I recently acquired (from ebay as I cannot justify giving $2000NZ to local scumbags) an LSI 9305-24i controller to drive a 24bay NAS.

The reason switching from LSI 9112-8i with RES2CV360 SAS2 expander is because the LSI 9112-8i is bottlenecked by the 8x PCIe 2.0, thus limiting the throughput of a 24 disk array to about ~100MB/s per disk.

The LSI 9305-24i made a significant boost in the performance, with ~200MB/s (maxing out Seagate Ironwolfs) per disk.

Unfortunately because I needed SFF-8643 to SFF-8087 cables I had limited options of sourcing. I got 6x SFF-8643 to SFF-8087 from Amazon (HiFibre branded).

This whole setup worked wonders until a random disk would drop out of the array.

When that would happen I would see errors like these:

[ 1059.345207] mpt3sas_cm0: log_info(0x31111000): originator(PL), code(0x11), sub_code(0x1000)
[ 1060.094729] mpt3sas_cm0: log_info(0x31110635): originator(PL), code(0x11), sub_code(0x0635)
[ 1065.399121] mpt3sas_cm0: log_info(0x31120311): originator(PL), code(0x12), sub_code(0x0311)
[ 1065.399128] mpt3sas_cm0: log_info(0x31120311): originator(PL), code(0x12), sub_code(0x0311)

[ 1170.818427] mpt3sas_cm0: mpt3sas_transport_port_remove: removed: sas_addr(0x300062b20299153f)
[ 1170.818429] mpt3sas_cm0: removing handle(0x0024), sas_addr(0x300062b20299153f)
[ 1170.818429] mpt3sas_cm0: enclosure logical id(0x500062b202991533), slot(23)
[ 1170.818430] mpt3sas_cm0: enclosure level(0x0000), connector name(     )

[ 3758.857760] sd 0:0:49:0: [sdl] tag#4877 Add. Sense: Information unit iuCRC error detected
[ 3758.857761] sd 0:0:49:0: [sdl] tag#4877 CDB: Read(16) 88 00 00 00 00 00 00 ce 38 e0 00 00 01 00 00 00
[ 3758.857762] blk_update_request: I/O error, dev sdl, sector 13514976 op 0x0:(READ) flags 0x80700 phys_seg 17 prio class 0

After numerous swapping cables, disks backplanes the issue was isolated to a particular port on the card, thus making me believe the card was faulty.

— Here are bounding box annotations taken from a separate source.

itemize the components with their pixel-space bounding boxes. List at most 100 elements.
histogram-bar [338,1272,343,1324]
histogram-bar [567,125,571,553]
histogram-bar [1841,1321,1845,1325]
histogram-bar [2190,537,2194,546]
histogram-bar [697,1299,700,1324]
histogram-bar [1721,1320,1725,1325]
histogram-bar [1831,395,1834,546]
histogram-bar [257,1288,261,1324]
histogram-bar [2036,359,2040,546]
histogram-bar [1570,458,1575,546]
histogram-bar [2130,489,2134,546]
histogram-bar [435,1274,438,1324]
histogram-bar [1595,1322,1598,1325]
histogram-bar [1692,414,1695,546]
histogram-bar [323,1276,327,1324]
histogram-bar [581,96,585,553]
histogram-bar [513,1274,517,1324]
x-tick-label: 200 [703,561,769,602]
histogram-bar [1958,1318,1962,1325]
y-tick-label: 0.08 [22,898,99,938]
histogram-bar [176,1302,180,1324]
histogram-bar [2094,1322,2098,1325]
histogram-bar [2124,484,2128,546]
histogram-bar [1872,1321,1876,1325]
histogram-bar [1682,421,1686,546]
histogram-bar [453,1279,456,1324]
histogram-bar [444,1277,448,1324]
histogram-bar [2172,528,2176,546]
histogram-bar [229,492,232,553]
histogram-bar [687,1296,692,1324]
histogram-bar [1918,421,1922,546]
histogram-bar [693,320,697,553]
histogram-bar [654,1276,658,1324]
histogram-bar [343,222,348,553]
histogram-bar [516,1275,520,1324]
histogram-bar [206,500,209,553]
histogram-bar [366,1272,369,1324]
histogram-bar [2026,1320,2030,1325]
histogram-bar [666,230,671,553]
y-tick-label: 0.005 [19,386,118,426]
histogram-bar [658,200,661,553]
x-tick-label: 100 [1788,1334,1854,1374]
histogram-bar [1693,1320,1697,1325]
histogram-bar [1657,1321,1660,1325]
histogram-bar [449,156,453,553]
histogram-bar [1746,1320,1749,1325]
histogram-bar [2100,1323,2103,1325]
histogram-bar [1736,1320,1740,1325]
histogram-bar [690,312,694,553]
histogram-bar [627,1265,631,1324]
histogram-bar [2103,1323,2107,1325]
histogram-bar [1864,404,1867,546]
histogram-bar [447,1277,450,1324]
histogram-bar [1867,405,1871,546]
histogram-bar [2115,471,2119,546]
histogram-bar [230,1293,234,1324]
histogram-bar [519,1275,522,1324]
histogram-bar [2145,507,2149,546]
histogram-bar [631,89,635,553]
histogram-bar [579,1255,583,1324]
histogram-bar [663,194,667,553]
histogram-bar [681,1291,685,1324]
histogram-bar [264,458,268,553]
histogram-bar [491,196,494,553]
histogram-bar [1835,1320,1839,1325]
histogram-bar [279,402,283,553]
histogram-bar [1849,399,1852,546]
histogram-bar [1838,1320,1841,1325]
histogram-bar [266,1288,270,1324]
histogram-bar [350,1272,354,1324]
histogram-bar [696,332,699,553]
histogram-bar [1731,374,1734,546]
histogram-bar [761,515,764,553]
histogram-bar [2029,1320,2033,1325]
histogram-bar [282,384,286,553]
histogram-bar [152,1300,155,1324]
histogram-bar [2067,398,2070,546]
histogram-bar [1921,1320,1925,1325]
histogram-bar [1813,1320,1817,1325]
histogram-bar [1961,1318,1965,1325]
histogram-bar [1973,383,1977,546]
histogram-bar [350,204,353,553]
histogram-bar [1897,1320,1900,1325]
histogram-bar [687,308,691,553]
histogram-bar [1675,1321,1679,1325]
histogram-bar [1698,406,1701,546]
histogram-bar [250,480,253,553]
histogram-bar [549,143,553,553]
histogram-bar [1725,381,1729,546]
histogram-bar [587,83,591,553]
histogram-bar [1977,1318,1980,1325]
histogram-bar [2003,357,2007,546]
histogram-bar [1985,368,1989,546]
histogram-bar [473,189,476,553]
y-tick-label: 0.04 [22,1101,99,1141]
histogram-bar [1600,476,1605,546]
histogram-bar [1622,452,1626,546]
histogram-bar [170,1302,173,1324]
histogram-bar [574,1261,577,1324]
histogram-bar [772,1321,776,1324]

I needed confirmation thus I bought another cable from the Amazon (CableCreation brand).

The port problem persisted. While I was poking about, and the issue was very intermittent, I discovered that I can trigger the issue by gently moving the cable while it was plugged in!.

Not only that, but the issue could be replicated with other cables and ports.

Here is a clip of the issue that is causing I/O errors:

wiggle-wiggle – drop a disk, or two

This motion could be caused by someone walking, or even thermal expansion.

Here is a position where it is less likely to encounter error:

crappy SFF-8643 close together

here is the position where it is most likely to drop a disk or two:

spread apart

So, at this stage I have sunk hundreds of dollars in cables and have an awesome card I can’t use.

I decided to buy Dell cables (this time 75cm long, so I have less tension on the plugs), and will probably make some clips (or even hotglue) to secure them in the adapter.

At this stage, while I wait, I went back to old configuration, I would rather have sub-optimal performance than data loss.